Court-circuitant la Russie et l’Iran, réduisant la Syrie à un terminal de fourniture d’énergie, anéantissant tout semblant de résistance à la puissance israélienne dans la région, consolidant la domination des États-Unis dans le système mondial, ces accords et stratégies montrent les compromis à l’origine des énormes crises. Et les sionistes qui dirigent Israël sont au beau milieu de tout cela. Ce n’est plus discutable. Il reste la question : « Que pouvons-nous y faire ? »
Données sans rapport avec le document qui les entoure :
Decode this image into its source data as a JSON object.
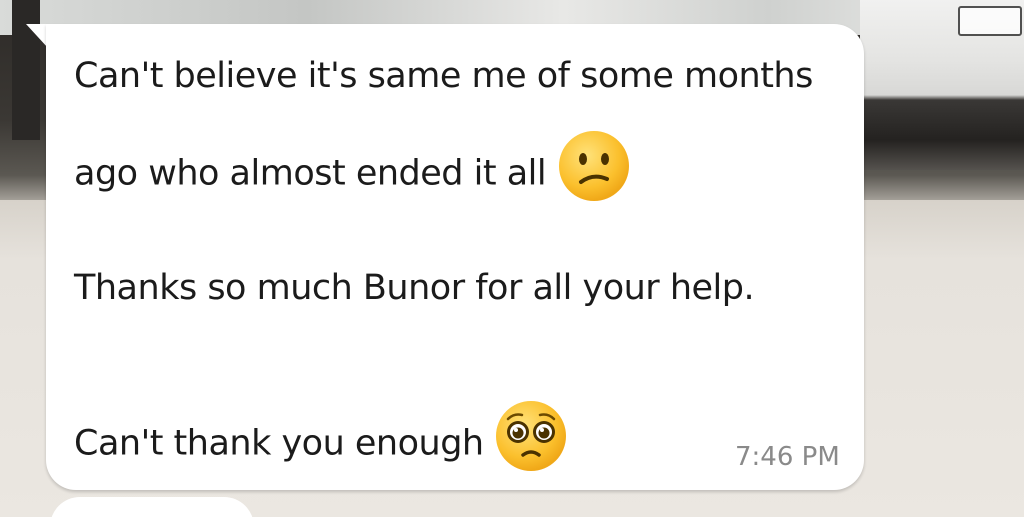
{
  "message": {
    "line1": "Can't believe it's same me of some months",
    "line2": "ago who almost ended it all",
    "line3": "Thanks so much Bunor for all your help.",
    "line4": "Can't thank you enough",
    "timestamp": "7:46 PM",
    "emoji_line2": "confused-face-icon",
    "emoji_line4": "pleading-face-icon"
  },
  "colors": {
    "bubble": "#ffffff",
    "text": "#1b1b1b",
    "timestamp": "#8a8a8a",
    "emoji_face": "#fbc02d"
  }
}
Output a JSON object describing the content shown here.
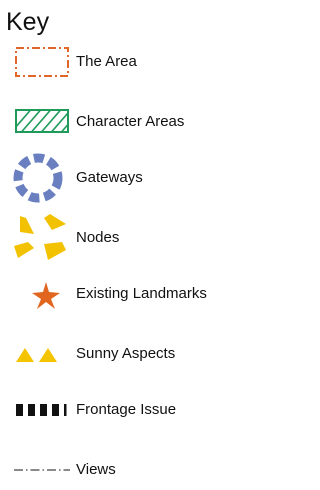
{
  "key": {
    "title": "Key",
    "items": [
      {
        "id": "area",
        "label": "The Area",
        "color": "#e0662a"
      },
      {
        "id": "character-areas",
        "label": "Character Areas",
        "color": "#1e9a5a"
      },
      {
        "id": "gateways",
        "label": "Gateways",
        "color": "#6a7fc0"
      },
      {
        "id": "nodes",
        "label": "Nodes",
        "color": "#f2c200"
      },
      {
        "id": "existing-landmarks",
        "label": "Existing Landmarks",
        "color": "#e2651f"
      },
      {
        "id": "sunny-aspects",
        "label": "Sunny Aspects",
        "color": "#f5c400"
      },
      {
        "id": "frontage-issue",
        "label": "Frontage Issue",
        "color": "#111111"
      },
      {
        "id": "views",
        "label": "Views",
        "color": "#444444"
      }
    ]
  }
}
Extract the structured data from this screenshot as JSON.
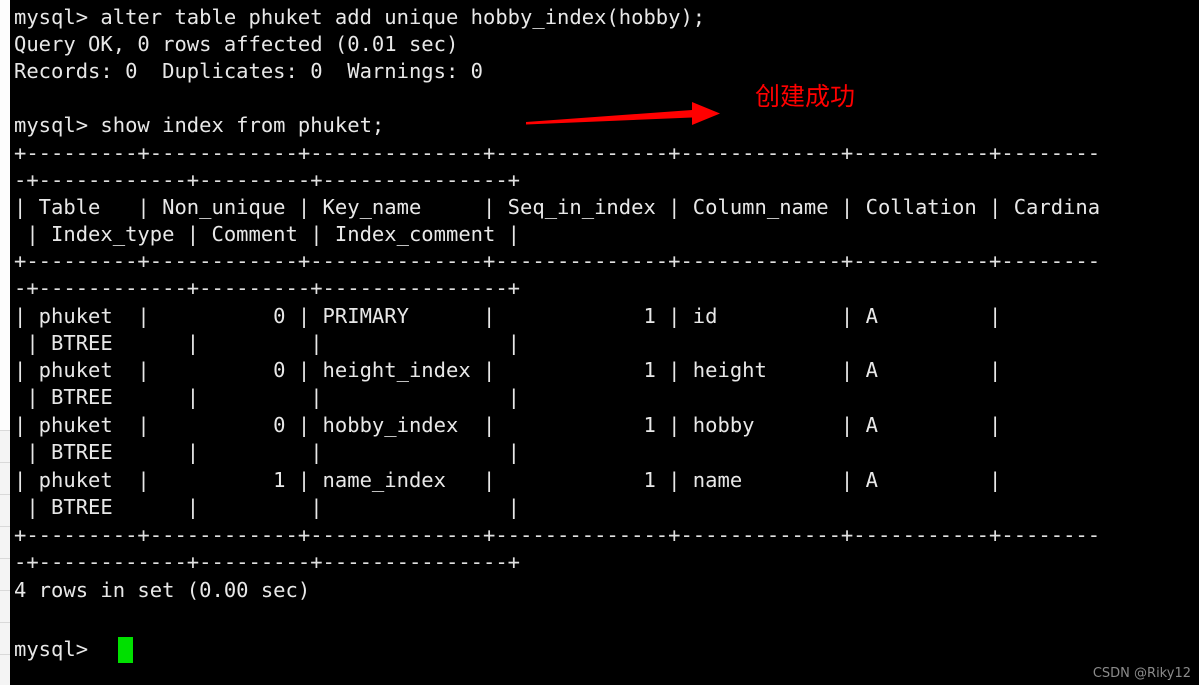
{
  "terminal": {
    "prompt": "mysql>",
    "font_color": "#e8e8e8",
    "background": "#000000",
    "cursor_color": "#00e000",
    "lines": [
      {
        "id": "cmd-alter",
        "text": "mysql> alter table phuket add unique hobby_index(hobby);"
      },
      {
        "id": "result-query-ok",
        "text": "Query OK, 0 rows affected (0.01 sec)"
      },
      {
        "id": "result-records",
        "text": "Records: 0  Duplicates: 0  Warnings: 0"
      },
      {
        "id": "blank-1",
        "text": ""
      },
      {
        "id": "cmd-show-index",
        "text": "mysql> show index from phuket;"
      },
      {
        "id": "sep-top-a",
        "text": "+---------+------------+--------------+--------------+-------------+-----------+--------"
      },
      {
        "id": "sep-top-b",
        "text": "-+------------+---------+---------------+"
      },
      {
        "id": "header-a",
        "text": "| Table   | Non_unique | Key_name     | Seq_in_index | Column_name | Collation | Cardina"
      },
      {
        "id": "header-b",
        "text": " | Index_type | Comment | Index_comment |"
      },
      {
        "id": "sep-mid-a",
        "text": "+---------+------------+--------------+--------------+-------------+-----------+--------"
      },
      {
        "id": "sep-mid-b",
        "text": "-+------------+---------+---------------+"
      },
      {
        "id": "row1-a",
        "text": "| phuket  |          0 | PRIMARY      |            1 | id          | A         |"
      },
      {
        "id": "row1-b",
        "text": " | BTREE      |         |               |"
      },
      {
        "id": "row2-a",
        "text": "| phuket  |          0 | height_index |            1 | height      | A         |"
      },
      {
        "id": "row2-b",
        "text": " | BTREE      |         |               |"
      },
      {
        "id": "row3-a",
        "text": "| phuket  |          0 | hobby_index  |            1 | hobby       | A         |"
      },
      {
        "id": "row3-b",
        "text": " | BTREE      |         |               |"
      },
      {
        "id": "row4-a",
        "text": "| phuket  |          1 | name_index   |            1 | name        | A         |"
      },
      {
        "id": "row4-b",
        "text": " | BTREE      |         |               |"
      },
      {
        "id": "sep-bot-a",
        "text": "+---------+------------+--------------+--------------+-------------+-----------+--------"
      },
      {
        "id": "sep-bot-b",
        "text": "-+------------+---------+---------------+"
      },
      {
        "id": "rowcount",
        "text": "4 rows in set (0.00 sec)"
      },
      {
        "id": "blank-2",
        "text": ""
      },
      {
        "id": "prompt-final",
        "text": "mysql>"
      }
    ]
  },
  "result_table": {
    "columns": [
      "Table",
      "Non_unique",
      "Key_name",
      "Seq_in_index",
      "Column_name",
      "Collation",
      "Cardina",
      "Index_type",
      "Comment",
      "Index_comment"
    ],
    "rows": [
      {
        "Table": "phuket",
        "Non_unique": "0",
        "Key_name": "PRIMARY",
        "Seq_in_index": "1",
        "Column_name": "id",
        "Collation": "A",
        "Cardina": "",
        "Index_type": "BTREE",
        "Comment": "",
        "Index_comment": ""
      },
      {
        "Table": "phuket",
        "Non_unique": "0",
        "Key_name": "height_index",
        "Seq_in_index": "1",
        "Column_name": "height",
        "Collation": "A",
        "Cardina": "",
        "Index_type": "BTREE",
        "Comment": "",
        "Index_comment": ""
      },
      {
        "Table": "phuket",
        "Non_unique": "0",
        "Key_name": "hobby_index",
        "Seq_in_index": "1",
        "Column_name": "hobby",
        "Collation": "A",
        "Cardina": "",
        "Index_type": "BTREE",
        "Comment": "",
        "Index_comment": ""
      },
      {
        "Table": "phuket",
        "Non_unique": "1",
        "Key_name": "name_index",
        "Seq_in_index": "1",
        "Column_name": "name",
        "Collation": "A",
        "Cardina": "",
        "Index_type": "BTREE",
        "Comment": "",
        "Index_comment": ""
      }
    ],
    "row_count_text": "4 rows in set (0.00 sec)"
  },
  "annotation": {
    "text": "创建成功",
    "color": "#ff0000",
    "arrow_name": "red-arrow-right"
  },
  "watermark": {
    "text": "CSDN @Riky12",
    "color": "#8b8b8b"
  }
}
La réponse à la question n’est pas positive, car à l’Ouest le jeu est singulièrement pipé. Les citoyens sont soit absorbés par les crises locales, soit ignorants et apathiques à l’égard de la géopolitique mondiale. Bref, nous ne sommes pas prêts de faire quelque chose. C’est l’une des raisons pour lesquelles nous voyons des magazines mondialistes, comme Foreign Policy, et même des politiciens de premier plan, qui n’ont pas peur d’étaler les plans au grand jour.
Ces révélations sous nos yeux sont la conséquence de notre propre indifférence, et pour les gens, les solutions aux abus israéliens ou étasuniens ne sont pas faciles à accepter.
En ce qui concerne Tel-Aviv, la force est la seule médiation qui attire son attention. À mon avis, jusqu’à ce que la communauté internationale (ou peut-être la Russie) remette Israël à sa place (et durement), ces crises ne feront que s’amplifier.
Israël a joué le rôle clé dans le printemps arabe et dans le changement de régime visant Assad et la Syrie. En conséquence, des millions de gens sont maintenant déplacés ou pire. Il est grand temps pour ces autocrates sionistes, de faire face aux conséquences. Autrement, ce sera un cataclysme.
par Phil Butler : chercheur politique et analyste, politologue et expert en Europe de l’Est, exclusivement pour le magazine en ligne New Eastern Outlook.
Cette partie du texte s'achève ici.